All of the known trichromium compounds are paramagnetic. Variable temperature magnetic susceptibility data for both symmetrical and unsymmetrical Cr36+ compounds follow the Curie law with µeff = 4.6 - 5.1 µB corresponding to four unpaired electrons.11 Thus, it is not possible to distinguish between symmetrical and unsymmetrical compounds by magnetic susceptibility data alone. For the unsymmetrical Cr36+ compounds, the four unpaired electrons are thought to be localized on the isolated high spin Cr2+ ion (since the quadruply bonded Cr24+ unit is diamagnetic). In the case of the symmetrical Cr36+ species, the four unpaired electrons are thought to be delocalized over the Cr3 chain.

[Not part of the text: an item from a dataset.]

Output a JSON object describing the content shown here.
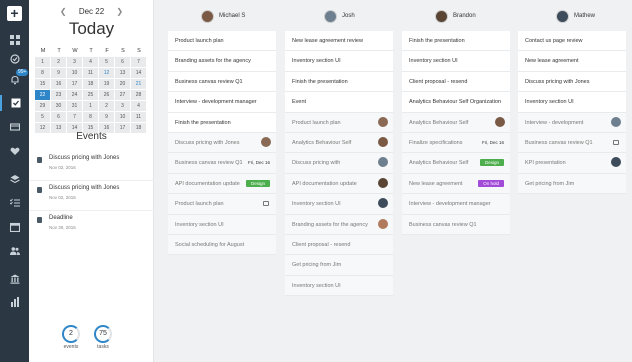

A qualitative MO scheme for the symmetrical Cr3 compounds has been presented to account for this15 and it is shown in 15.9a. Since the Cr–Cr distances are fairly long, the β interactions of the dxy orbitals are neglected. Thus, the β orbitals and the / nonbonding orbitals are essentially degenerate, and using Hund’s rule to fill in the 12 electrons for a Cr36+ unit, the ground state therefore has S = 2.